Was aber spricht gegen die tiefgreifende und vielfältige Anziehung, die ein junges Mädchen auf einen Mann ausüben kann und ausübt? Gegen das ,Reiz-Reaktions-Schema’, dass einem bei dem Anblick eines leckeren Essens das Wasser im Munde zusammenläuft oder dass man beim Anblick eines lächelnden Menschen dieses Lächeln erwidert, hat schließlich auch niemand etwas. Nicht die Anziehung an sich ist ,zum Kotzen’, sondern was manche Männer daraus machen – ohne Rücksicht auf die Seele eines Mädchens und manchmal auch ohne Rücksicht auf seinen Körper.
Die Anziehung ist nicht das Problem – die Seele mancher Männer ist es. Wo nur die körperliche Befriedigung im Vordergrund und im Mittelpunkt steht – die eigene (und gegebenenfalls die Illusion von der des Mädchens) –, da ist die Frage der Seele und die des Glücks des Mädchens weit, weit weg. Missbrauch beginnt mit Egoismus, mit Ego-Trips, die den anderen nicht sehen, weil sie es vielleicht auch nie gelernt und sehr früh wieder verlernt haben.
Wie man weiß, sind viele Missbraucher früher selbst missbraucht worden – was keine Entschuldigung ist, sehr wohl aber zu einer Erklärung beiträgt.
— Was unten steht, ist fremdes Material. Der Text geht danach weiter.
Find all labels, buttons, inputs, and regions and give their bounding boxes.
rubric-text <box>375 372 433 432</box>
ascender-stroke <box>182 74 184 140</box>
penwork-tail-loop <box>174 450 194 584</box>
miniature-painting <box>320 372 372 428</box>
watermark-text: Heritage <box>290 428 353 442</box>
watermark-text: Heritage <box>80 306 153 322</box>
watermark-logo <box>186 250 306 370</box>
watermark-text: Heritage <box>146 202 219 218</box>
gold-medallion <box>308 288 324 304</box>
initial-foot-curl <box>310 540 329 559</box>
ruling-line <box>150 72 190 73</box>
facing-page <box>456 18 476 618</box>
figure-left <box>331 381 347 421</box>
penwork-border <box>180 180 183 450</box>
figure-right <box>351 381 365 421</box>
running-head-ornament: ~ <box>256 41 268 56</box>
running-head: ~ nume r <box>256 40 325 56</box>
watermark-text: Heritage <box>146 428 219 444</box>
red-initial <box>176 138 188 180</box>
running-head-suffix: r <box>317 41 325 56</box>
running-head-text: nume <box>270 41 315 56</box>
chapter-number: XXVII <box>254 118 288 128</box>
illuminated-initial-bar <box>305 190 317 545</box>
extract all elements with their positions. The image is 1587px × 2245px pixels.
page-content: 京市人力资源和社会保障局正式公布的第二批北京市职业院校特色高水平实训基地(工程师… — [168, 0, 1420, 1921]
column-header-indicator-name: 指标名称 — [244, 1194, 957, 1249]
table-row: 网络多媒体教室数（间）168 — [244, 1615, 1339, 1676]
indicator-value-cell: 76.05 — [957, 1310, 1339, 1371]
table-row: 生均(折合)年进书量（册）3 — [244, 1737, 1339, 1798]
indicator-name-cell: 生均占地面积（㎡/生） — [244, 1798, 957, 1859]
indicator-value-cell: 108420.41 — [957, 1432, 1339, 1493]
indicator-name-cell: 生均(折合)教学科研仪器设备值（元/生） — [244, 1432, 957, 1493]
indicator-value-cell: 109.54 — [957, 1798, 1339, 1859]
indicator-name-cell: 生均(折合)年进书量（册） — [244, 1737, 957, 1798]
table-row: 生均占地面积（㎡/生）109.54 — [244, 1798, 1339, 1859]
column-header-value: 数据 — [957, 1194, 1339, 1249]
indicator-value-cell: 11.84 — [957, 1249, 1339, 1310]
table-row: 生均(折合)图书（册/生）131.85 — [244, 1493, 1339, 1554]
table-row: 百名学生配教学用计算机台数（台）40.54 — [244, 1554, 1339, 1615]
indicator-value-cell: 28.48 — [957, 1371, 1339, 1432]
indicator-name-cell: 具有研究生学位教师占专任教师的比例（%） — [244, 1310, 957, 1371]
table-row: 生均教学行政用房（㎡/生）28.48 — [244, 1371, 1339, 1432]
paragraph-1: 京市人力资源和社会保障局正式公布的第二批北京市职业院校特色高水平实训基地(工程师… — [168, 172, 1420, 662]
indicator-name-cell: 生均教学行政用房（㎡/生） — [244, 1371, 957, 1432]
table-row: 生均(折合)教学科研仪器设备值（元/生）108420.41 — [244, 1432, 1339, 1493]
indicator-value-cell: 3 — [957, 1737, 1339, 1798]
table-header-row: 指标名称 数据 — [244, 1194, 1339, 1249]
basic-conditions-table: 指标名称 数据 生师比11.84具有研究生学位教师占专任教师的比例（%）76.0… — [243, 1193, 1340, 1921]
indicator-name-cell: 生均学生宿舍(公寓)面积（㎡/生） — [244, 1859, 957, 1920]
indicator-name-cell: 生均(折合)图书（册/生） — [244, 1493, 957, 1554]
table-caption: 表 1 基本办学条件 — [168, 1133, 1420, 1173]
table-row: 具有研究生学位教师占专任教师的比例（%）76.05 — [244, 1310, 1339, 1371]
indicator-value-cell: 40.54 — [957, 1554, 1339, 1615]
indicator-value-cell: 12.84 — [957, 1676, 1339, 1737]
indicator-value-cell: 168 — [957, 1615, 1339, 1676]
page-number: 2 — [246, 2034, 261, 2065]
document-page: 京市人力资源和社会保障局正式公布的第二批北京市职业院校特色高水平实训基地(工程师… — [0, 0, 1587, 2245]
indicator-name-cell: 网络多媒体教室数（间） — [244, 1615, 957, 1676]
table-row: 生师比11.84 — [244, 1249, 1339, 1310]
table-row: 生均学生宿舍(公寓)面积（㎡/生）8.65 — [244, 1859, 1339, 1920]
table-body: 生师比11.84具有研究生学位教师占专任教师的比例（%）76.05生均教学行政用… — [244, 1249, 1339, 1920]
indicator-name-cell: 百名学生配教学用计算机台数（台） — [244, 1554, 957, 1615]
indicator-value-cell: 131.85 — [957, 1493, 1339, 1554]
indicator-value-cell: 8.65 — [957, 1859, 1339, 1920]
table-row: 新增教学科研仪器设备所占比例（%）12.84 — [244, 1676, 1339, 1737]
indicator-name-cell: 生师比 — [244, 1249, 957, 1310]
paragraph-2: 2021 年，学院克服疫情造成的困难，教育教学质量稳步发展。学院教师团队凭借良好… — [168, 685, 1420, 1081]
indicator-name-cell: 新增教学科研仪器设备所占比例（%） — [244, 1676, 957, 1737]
Zugleich schafft auch unsere ganze Gesellschaft Missbrauch, weil sie in ihrem Wirtschaftssystem den Egoismus voraussetzt, fördert und an vorderster Stelle platziert. Unsere Gesellschaft bringt Egoisten hervor – und man wundert sich, wo der Missbrauch herkommt? Wie unsere Gesellschaft mit Menschen umgeht – Alten, Kranken, Kindern, Arbeitslosen, Bettlern und vielen anderen –, ist allzuoft selbst Missbrauch. Wir haben es als Menschheit noch überhaupt nicht geschafft, eine wahre menschliche Gesellschaftsform zu begründen – und wir hören bereits auf, sie überhaupt denken zu können.
Nicht die Biologie ist das Problem – sondern die Seele ... an die wir aber immer weniger glauben.
Fußnoten
[1] Wiederholungen siehe www.fernsehserien.de, Tatort, Folge 1087.
[2] Siehe auch: Reihe „Tatort – Für immer und dich“. www.tittelbach.tv.